The following endorsements of Lore have been given by prominent Brunchmas. Hop on the bandwagon!

Poorly Drawn Man

On the topic of a Lore vs. Superman fight, 2/25/00:

Superman: Lore, I will destroy you.

Lore: Pithy, melodramatic. About as creative as a ceiling fan. I've read more intellegent things in the ingrediant list of a cerial box. D

Superman: AAARRRUGGGHHHH. MY BRAIN, MY BRAIN.....

Brain explodes...

Lore: Brain explosions are bloody and overdone. I mean, can't people find a way to die that doesn't make the room smell funny? D

kazul

2/22/00

I think he *looks* like a biker in some ways (based on what little we've seen of him) but he *acts* like a guy who was once branded a geek but has since realized (in the most humble way possible) that he's about ten thousand times cooler than most of the population, and is just basking in his coolness without letting it go to his head.

Fetisha*

1/1/00:

Once when I was lying on the kitchen floor, in my mother's way (nice thing to do while visiting.
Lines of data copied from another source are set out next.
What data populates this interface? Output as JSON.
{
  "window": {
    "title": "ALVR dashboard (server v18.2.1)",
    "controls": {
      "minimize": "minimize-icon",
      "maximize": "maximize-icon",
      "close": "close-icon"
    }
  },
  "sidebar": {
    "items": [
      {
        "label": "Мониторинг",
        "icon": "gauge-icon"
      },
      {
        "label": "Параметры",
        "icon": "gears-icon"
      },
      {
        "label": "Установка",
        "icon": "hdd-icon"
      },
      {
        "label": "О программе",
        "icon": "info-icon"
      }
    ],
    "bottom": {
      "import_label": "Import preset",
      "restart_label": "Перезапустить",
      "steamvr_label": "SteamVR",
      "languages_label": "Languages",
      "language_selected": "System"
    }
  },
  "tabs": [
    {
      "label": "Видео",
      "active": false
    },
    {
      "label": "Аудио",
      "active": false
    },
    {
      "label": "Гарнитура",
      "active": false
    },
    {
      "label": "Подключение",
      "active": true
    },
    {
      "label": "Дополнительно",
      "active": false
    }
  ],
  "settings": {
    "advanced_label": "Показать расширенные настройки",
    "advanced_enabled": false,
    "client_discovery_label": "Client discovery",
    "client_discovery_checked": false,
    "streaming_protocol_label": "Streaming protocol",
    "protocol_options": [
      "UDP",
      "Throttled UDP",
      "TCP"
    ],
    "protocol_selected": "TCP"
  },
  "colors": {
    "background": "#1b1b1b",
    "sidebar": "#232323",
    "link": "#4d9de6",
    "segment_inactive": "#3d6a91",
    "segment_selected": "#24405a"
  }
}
I haven't gotten an invitation back since) I told her "I'm going to marry a man named Lore Sjoberg" "That sounds Jewish," she replied. "Is he rich? Because go for it if he is." I could have said "No, but he's creative in bed and wears Hello Kitty undergarments! He's a sex symbol for internet addicts everywehre!" If only I had known.

Vortex Woman

Some date

"Lore certianly exists; it's merely his corporeality that I'm calling into question here. How could a mere human, a lump of meat, elicit such adoration from so many level-headed people?"

tertiary virgin

12/25/99

"I would like to use this opportunity to extoll the virtues of the great L. Fitzgerald Sjöberg! He provides us with countless hours of hyena-like laughter with The Ratings, Lore, and just about everyhting else. Lowly single-celled organisms at the bottom of the humour food chain like myself bow before him! Lore: WE SALUTE YOU!"

Newly Initiated Acolyte

2/7/99

"Subject: (The Rest of) The Plagues of Egypt:
Your views on the plagues have demonstrated your infinite wisdom. I have forsaken my deity in favor of L. Fitzgerald Sjöberg. Where can I find an LFS Temple in San Diego?"